ZEIT ONLINE: Vielleicht will bei der heutigen Demonstration auch der ein oder andere Legida-Teilnehmer provozieren oder einschüchtern, in dem er Karikaturen zeigt.

Degenhart: Dass Teilnehmer provozieren wollen, ist sicher richtig. Aber das Grundgesetz schützt eben auch die scharfe, provokative und auch die geschmacklose Meinungsäußerung – so lange sie eben durch Wort, Schrift und Bild erfolgt. Der Jurist spricht von den Mitteln des geistigen Ausdrucks. Anders ist der Fall, wenn es die äußeren Umstände sind, die provozierend oder einschüchternd wirken.

ZEIT ONLINE: Für Demonstrationen werden immer wieder Auflagen erteilt. Wie werden diese rechtlich begründet?

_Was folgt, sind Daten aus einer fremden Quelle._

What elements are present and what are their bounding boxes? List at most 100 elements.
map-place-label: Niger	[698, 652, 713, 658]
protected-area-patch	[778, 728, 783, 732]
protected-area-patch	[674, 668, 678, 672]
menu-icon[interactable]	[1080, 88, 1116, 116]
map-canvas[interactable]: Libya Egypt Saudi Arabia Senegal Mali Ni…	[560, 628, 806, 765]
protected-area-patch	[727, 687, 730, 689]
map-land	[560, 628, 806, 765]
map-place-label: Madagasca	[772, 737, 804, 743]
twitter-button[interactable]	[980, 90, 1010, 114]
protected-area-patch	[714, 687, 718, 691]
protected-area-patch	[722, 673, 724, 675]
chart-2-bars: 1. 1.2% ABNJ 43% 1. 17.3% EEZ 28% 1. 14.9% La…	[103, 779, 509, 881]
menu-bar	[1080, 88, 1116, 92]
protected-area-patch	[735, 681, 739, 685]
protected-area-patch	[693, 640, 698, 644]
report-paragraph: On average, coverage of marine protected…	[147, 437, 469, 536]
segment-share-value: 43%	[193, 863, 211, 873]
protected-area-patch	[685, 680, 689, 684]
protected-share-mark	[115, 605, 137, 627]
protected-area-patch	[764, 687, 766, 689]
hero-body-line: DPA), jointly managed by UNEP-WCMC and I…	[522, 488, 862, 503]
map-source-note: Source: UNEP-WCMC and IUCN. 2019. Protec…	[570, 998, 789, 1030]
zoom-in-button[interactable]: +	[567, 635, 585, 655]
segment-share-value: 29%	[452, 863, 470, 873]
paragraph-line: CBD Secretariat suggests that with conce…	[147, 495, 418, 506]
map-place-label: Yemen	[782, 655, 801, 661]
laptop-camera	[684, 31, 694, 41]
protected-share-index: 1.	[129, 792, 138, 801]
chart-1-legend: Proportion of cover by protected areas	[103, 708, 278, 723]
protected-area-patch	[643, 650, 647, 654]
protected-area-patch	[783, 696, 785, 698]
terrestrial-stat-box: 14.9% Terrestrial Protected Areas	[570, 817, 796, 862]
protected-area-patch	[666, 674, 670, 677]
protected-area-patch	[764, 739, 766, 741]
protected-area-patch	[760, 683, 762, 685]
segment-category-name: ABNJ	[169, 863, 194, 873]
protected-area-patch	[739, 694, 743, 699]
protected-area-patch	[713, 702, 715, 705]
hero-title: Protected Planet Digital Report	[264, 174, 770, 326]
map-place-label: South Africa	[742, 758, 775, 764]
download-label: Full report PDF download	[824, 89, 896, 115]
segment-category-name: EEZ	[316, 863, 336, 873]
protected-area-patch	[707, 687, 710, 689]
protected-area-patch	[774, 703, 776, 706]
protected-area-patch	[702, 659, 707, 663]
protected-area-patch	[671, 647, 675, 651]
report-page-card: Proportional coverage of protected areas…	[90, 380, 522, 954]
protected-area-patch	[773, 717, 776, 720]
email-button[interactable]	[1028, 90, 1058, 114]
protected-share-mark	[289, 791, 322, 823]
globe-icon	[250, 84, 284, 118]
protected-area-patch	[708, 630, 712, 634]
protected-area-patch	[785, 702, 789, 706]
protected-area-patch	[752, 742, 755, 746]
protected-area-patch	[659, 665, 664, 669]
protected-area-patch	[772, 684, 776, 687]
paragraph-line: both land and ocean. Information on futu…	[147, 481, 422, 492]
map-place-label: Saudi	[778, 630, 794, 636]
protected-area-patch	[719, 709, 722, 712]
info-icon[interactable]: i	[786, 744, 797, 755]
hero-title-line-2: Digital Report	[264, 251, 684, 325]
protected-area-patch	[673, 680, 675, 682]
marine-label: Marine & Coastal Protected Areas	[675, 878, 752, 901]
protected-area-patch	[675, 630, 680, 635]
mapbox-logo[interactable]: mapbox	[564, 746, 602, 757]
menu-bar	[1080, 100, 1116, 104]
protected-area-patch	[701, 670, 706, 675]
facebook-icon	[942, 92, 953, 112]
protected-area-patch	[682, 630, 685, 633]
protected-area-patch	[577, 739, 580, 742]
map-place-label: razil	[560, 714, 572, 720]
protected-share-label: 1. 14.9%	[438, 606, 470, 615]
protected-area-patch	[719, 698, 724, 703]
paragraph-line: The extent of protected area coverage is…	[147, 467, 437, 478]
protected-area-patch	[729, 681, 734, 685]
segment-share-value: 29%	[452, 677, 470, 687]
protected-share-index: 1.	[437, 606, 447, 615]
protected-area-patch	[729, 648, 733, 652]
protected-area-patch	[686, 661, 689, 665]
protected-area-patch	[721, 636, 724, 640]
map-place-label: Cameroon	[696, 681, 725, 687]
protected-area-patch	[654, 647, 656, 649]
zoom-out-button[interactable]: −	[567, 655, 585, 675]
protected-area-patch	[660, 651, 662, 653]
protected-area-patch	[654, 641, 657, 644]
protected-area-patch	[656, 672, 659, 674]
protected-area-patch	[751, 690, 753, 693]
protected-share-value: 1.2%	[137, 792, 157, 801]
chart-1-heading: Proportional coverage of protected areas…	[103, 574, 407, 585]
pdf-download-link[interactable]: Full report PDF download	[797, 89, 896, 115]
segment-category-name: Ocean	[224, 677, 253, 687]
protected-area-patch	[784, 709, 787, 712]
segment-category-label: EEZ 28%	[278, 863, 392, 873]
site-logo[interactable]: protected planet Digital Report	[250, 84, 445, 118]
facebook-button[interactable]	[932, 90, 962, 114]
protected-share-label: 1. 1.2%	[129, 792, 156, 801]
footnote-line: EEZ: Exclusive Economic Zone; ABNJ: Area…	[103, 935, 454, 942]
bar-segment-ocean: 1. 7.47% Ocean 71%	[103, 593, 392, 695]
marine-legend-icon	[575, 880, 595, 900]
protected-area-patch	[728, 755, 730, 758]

Degenhart: Die zuständige Behörde – in der Regel das Ordnungsamt – kann Auflagen oder Verbote aussprechen, was zum Beispiel den Weg des Demonstrationszuges betrifft, wenn davon auszugehen ist, dass die Demonstration einen gewalttätigen Verlauf nimmt oder anderweitig gegen Strafgesetze verstoßen wird. Aber es muss immer abgewogen werden, ob es in diesem konkreten Fall verhältnismäßig ist, das Grundrecht der Versammlungs- oder Meinungsfreiheit einzuschränken.

ZEIT ONLINE: Was halten Sie von den Forderungen einzelner Regierungsvertreter, die Pegida-Demonstrationen in deutschen Städten abzusagen?

Degenhart: Nun, das sind politische Forderungen, die rechtlich nicht verbindlich sind. Gleichwohl ist Zurückhaltung geboten. Unsere Demokratie und der Rechtsstaat müssen auch unbequeme, provokative und abwegige Meinungsäußerungen ertragen.